A judge in England ruled Tuesday that an evangelical Christian adoption and foster care charity can’t refuse to place children in the home of same-sex couples while it works in coordination with government authorities but can require prospective carers to be evangelical.
In his judgment, Justice Julian Knowles of the England and Wales High Court contended that while the Equality Act of 2010 has an exception that allows religious groups to impose restrictions related to sexual orientation, such an exception does not apply to Cornerstone (North East) Adoption and Fostering Service based in Sunderland.
Knowles ruled that Cornerstone, which began in 1999 and filed a lawsuit earlier this year against government regulators, can’t require prospective foster or adoption parents “to refrain from ‘homosexual behavior.’”
Last year, regulators deemed Cornerstone’s policies of being discriminatory because of the organization requires that prospective adoptive and foster parents be evangelical Christians who abide by the charity’s statement of faith.
The United Kingdom Office for Standards in Education, Children’s Services and Skills opposed Cornerstone’s policies relating to a code of conduct that includes beliefs on marriage being between one man and one woman. Cornerstone accused Ofsted’s inspection report of demanding that the agency abandon its religious ethos.
Although Knowles ruled that Cornerstone can hold a policy requiring recruiting applicants to be evangelical Christians, Knowles also ruled that Cornerstone may not legally require potential carers to abide by the organization’s beliefs on sexual conduct.
Knowles explained that the exception in the Equality Act of 2010 that permits religious groups to impose restrictions related to sexual orientation does not apply to Cornerstone because it recruits carers on behalf of and under contract with local government authorities.

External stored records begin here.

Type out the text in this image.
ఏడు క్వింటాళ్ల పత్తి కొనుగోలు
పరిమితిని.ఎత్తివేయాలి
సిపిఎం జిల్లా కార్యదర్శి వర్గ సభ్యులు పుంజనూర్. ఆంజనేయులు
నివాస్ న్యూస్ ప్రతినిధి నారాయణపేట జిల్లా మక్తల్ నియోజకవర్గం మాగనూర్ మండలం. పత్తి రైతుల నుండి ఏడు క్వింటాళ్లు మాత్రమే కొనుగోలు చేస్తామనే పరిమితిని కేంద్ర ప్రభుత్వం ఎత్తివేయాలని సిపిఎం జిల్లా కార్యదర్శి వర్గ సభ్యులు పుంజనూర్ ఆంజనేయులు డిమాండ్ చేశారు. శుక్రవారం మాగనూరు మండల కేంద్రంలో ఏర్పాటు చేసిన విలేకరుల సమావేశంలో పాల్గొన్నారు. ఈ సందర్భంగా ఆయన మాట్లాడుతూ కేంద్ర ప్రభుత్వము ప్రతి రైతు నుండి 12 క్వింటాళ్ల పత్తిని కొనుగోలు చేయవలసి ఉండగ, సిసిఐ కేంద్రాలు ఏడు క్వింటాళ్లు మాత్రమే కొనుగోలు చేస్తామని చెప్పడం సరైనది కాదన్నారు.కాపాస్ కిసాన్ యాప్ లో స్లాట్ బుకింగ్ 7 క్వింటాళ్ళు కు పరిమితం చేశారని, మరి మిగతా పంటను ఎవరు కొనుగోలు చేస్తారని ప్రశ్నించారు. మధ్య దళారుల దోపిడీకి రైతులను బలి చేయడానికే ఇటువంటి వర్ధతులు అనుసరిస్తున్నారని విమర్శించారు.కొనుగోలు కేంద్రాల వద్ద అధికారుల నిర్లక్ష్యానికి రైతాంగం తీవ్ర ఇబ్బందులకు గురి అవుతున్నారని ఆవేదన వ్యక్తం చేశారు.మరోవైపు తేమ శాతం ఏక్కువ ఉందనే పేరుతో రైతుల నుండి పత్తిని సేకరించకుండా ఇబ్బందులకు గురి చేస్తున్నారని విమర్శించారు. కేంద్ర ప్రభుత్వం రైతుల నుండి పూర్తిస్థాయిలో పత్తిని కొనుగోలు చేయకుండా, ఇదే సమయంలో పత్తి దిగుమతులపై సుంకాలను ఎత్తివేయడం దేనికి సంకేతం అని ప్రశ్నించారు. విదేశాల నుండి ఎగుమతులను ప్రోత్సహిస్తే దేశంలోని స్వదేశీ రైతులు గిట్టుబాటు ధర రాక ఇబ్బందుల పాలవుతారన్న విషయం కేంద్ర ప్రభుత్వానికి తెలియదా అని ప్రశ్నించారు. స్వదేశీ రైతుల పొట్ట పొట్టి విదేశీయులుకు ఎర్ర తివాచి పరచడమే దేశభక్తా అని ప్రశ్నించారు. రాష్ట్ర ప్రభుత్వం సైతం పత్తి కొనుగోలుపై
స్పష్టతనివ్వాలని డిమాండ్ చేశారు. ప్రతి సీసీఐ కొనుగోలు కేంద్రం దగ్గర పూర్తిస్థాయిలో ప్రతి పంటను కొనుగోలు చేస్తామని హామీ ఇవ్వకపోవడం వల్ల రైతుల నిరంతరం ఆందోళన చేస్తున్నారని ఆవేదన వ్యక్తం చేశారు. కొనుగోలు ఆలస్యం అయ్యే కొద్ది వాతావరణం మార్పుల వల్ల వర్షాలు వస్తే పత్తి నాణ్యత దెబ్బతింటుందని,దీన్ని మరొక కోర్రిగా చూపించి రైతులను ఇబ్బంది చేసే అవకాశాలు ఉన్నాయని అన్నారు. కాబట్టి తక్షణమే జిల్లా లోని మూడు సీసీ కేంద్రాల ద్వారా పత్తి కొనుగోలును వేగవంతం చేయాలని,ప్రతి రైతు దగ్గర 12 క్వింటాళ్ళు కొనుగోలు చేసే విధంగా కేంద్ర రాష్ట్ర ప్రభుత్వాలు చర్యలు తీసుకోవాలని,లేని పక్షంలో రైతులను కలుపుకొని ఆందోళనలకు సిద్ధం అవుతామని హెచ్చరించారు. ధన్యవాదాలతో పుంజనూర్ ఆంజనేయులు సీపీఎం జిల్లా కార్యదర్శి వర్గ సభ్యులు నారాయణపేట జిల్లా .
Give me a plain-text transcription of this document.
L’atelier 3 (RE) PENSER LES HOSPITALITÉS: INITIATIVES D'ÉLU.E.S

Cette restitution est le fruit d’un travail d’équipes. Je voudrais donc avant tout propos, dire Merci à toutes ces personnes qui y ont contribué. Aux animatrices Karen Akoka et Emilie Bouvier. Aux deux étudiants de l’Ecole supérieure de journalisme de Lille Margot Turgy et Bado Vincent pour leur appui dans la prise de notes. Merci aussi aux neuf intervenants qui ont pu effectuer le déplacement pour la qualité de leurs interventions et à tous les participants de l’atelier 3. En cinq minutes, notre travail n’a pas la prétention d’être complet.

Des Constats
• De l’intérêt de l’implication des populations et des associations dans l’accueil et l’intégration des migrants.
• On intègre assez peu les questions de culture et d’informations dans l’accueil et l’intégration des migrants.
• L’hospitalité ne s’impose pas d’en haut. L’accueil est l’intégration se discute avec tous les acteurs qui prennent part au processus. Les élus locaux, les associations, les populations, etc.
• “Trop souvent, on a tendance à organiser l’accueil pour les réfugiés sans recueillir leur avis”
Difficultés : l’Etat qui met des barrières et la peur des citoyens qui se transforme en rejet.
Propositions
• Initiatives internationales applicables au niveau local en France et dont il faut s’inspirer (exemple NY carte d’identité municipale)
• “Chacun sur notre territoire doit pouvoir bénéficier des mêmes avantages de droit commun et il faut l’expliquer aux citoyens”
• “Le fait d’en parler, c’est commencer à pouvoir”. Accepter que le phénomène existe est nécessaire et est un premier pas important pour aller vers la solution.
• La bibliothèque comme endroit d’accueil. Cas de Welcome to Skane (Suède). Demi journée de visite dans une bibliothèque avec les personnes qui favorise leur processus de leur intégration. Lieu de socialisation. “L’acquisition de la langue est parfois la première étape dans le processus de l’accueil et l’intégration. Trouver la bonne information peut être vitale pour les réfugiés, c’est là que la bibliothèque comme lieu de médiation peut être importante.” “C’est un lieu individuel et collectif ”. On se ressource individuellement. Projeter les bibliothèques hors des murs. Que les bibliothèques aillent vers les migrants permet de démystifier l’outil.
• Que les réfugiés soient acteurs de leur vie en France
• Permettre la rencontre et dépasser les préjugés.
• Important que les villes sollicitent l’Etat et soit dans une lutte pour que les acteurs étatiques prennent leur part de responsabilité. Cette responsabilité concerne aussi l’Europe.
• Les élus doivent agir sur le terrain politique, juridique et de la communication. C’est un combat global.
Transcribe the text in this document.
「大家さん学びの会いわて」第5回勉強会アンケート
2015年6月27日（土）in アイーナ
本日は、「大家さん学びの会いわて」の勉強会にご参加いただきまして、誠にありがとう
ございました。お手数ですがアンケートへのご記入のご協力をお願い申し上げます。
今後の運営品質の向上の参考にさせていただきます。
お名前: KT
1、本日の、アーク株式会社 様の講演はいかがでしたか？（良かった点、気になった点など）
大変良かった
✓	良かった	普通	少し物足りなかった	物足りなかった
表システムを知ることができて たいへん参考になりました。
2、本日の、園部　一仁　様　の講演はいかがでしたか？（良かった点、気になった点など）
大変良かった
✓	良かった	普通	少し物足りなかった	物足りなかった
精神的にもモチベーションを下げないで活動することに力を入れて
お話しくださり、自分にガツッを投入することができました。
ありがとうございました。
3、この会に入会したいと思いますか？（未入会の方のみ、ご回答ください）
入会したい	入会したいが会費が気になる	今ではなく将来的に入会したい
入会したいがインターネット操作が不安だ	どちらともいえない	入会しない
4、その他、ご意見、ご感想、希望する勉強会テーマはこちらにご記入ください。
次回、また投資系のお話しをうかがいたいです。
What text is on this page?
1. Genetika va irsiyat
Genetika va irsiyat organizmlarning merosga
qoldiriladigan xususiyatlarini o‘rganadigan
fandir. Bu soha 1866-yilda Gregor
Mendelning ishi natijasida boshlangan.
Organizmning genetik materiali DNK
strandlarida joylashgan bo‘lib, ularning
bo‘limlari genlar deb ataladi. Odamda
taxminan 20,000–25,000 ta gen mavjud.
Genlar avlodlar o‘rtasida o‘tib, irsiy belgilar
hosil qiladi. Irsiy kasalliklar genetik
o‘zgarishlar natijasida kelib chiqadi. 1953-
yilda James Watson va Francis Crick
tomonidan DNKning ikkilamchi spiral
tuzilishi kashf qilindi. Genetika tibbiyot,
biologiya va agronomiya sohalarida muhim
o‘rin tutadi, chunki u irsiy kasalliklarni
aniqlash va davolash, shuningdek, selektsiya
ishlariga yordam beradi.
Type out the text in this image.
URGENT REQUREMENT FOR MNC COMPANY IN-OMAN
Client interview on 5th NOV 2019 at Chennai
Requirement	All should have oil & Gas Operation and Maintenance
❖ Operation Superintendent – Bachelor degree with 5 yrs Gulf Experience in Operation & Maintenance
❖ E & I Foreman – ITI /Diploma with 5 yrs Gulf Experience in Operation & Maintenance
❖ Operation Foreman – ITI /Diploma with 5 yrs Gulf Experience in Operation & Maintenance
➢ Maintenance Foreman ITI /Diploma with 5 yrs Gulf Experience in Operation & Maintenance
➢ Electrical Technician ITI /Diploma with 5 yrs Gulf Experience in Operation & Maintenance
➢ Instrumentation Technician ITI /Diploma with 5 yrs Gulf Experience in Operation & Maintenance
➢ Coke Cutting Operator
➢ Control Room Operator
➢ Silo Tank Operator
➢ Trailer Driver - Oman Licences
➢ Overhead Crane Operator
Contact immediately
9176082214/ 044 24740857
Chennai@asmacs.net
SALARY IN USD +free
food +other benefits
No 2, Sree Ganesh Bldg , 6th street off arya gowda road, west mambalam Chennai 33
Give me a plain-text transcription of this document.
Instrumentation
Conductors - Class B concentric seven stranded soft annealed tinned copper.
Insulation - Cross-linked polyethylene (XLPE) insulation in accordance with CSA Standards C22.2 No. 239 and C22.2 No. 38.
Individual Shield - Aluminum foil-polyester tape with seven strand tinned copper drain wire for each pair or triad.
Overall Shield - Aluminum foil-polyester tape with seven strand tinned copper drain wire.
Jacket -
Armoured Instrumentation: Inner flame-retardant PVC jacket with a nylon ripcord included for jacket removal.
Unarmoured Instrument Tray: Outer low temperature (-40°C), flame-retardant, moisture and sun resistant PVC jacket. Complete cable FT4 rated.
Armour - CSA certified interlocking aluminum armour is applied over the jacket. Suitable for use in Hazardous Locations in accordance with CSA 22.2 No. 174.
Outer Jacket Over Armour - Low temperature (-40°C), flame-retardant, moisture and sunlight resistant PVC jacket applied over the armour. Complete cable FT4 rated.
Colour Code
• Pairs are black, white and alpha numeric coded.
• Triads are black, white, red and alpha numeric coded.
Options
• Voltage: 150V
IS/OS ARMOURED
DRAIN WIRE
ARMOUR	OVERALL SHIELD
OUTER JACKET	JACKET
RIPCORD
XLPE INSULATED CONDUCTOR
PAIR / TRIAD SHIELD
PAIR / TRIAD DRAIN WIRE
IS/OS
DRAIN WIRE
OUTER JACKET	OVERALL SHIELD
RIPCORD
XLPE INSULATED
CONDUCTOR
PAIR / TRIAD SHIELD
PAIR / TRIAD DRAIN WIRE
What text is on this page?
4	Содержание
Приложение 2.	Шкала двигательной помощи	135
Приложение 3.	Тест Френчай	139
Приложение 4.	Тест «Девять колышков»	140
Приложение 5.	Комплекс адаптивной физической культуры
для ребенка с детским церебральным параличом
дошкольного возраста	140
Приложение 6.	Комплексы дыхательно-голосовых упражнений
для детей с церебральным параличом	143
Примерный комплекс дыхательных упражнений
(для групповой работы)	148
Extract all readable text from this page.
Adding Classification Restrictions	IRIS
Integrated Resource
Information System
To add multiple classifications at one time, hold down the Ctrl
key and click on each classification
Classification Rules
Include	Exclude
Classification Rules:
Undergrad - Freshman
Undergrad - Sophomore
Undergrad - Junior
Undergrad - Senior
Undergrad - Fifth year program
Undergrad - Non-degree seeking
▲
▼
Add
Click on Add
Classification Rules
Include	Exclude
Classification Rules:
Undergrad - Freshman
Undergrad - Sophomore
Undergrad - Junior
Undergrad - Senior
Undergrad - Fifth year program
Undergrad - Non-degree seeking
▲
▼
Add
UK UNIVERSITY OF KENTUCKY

The judge ruled that Cornerstone’s recruitment policy violates Article 14 read with Article 8 of the European Convention on Human Rights because it “requires carer applicants to be heterosexual.”
“The policy unlawfully discriminates, directly or indirectly, against gay men and lesbians,” Knowles wrote in his judgment. “The disapplication of the general exemption in [the Equality Act] applies because Cornerstone performs functions on behalf of public authorities pursuant to contract.”
Knowles argued that Cornerstone “failed to show by convincing evidence that its policy benefits children and young people in a way it would not if the policy did not discriminate.”
“But conduct which is discriminatory on the grounds of sexual orientation that is pursued because of religious belief is not thereby justified,” Knowles wrote.
According to the Christian Institute, lawyers involved in the case “dispute” Knowles’ reasoning and are considering filing an appeal.
In a statement, Cornerstone Chairwoman Sheila Bamber said that she is saddened that Cornerstone’s belief in a “biblically-based Christian marriage” has “not been recognized.”
“We will carefully and prayerfully consider how to continue our vocation and work to create forever families,” Bamber stated.
Christian Institute Deputy Director for Public Affairs Simon Calvert argued that the judge is “mistaken” to treat Cornerstone as an organization that recruits “on behalf of” the government.
“Cornerstone is a private organisation and places children with those within its existing pool of carers. It does not recruit carers on behalf of local authorities,” Calvert argued. “This part of the judgment suggests the court failed to recognise that Christian belief informs and shapes every area of life — including sexual ethics and behaviour.”